By scaling this decentralised model, the project team estimates that Nigeria’s rural poultry productivity can be increased by 20 to 30 per cent within the next three years.

“By 2030, ILRI and its partners aim to operationalise the DDCDS model across five Nigerian states, establishing 15 decentralised delivery systems and directly engage 1,500 farm households. The model is expected to generate approximately 6,000 jobs through hatchery operations and node-level activities along the broader value chain. In addition, the intervention seeks to expand access to affordable meat and eggs for 200,000 households in peri-urban communities.

“Nigeria does not lack demand for poultry. Nor does it lack farmers willing to raise chickens. What it lacks is a system that delivers the right inputs, in the right places, at the right times. The DDCDS approach addresses these gaps directly. By bringing chick hatcheries and poultry inputs closer to the country’s farming communities, we can build more inclusive and efficient supply chains that in turn create more reliable pathways out of poverty,” Adebayo said.

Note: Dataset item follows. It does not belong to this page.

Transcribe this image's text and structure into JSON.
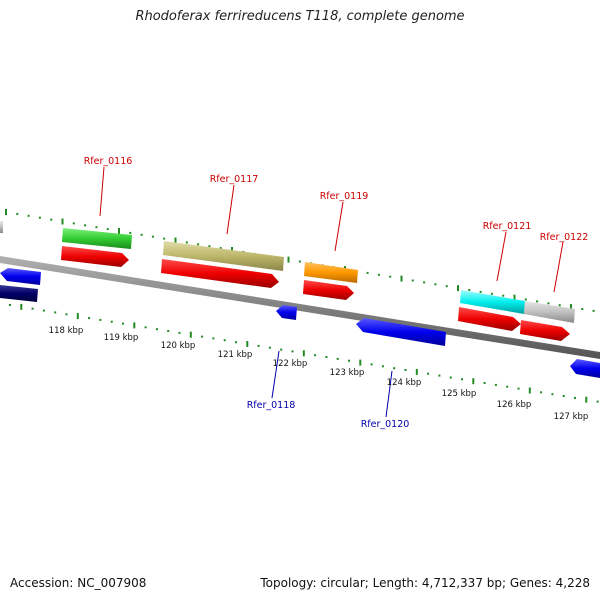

Speaking on the importance of this innovation, an ILRI innovation and scaling expert, Ijudai Jasada, said it will help people in major farming nations lift themselves out of poverty. “It’s smart to start with the assets people already have and build from there. Across Nigeria, even the poorest households raise a few chickens. That, other than human ingenuity, ambition, and muscle, is their major asset.”

Also speaking, the CGIAR scaling and innovation expert, Edwin Kang’ethe, said too many promising solutions to agricultural problems get stuck in their pilot phases (dubbed the “valley of death”) because the researchers developing the solutions are unable to secure the wider partnerships, capacities, and investments needed to reach people at scale.

“To change that, we’re going to have to move those innovations along a pathway to impacts. That’s the premise of a systematic and evidenced-based approach to scaling innovations developed and used by CGIAR called “Scaling Readiness.”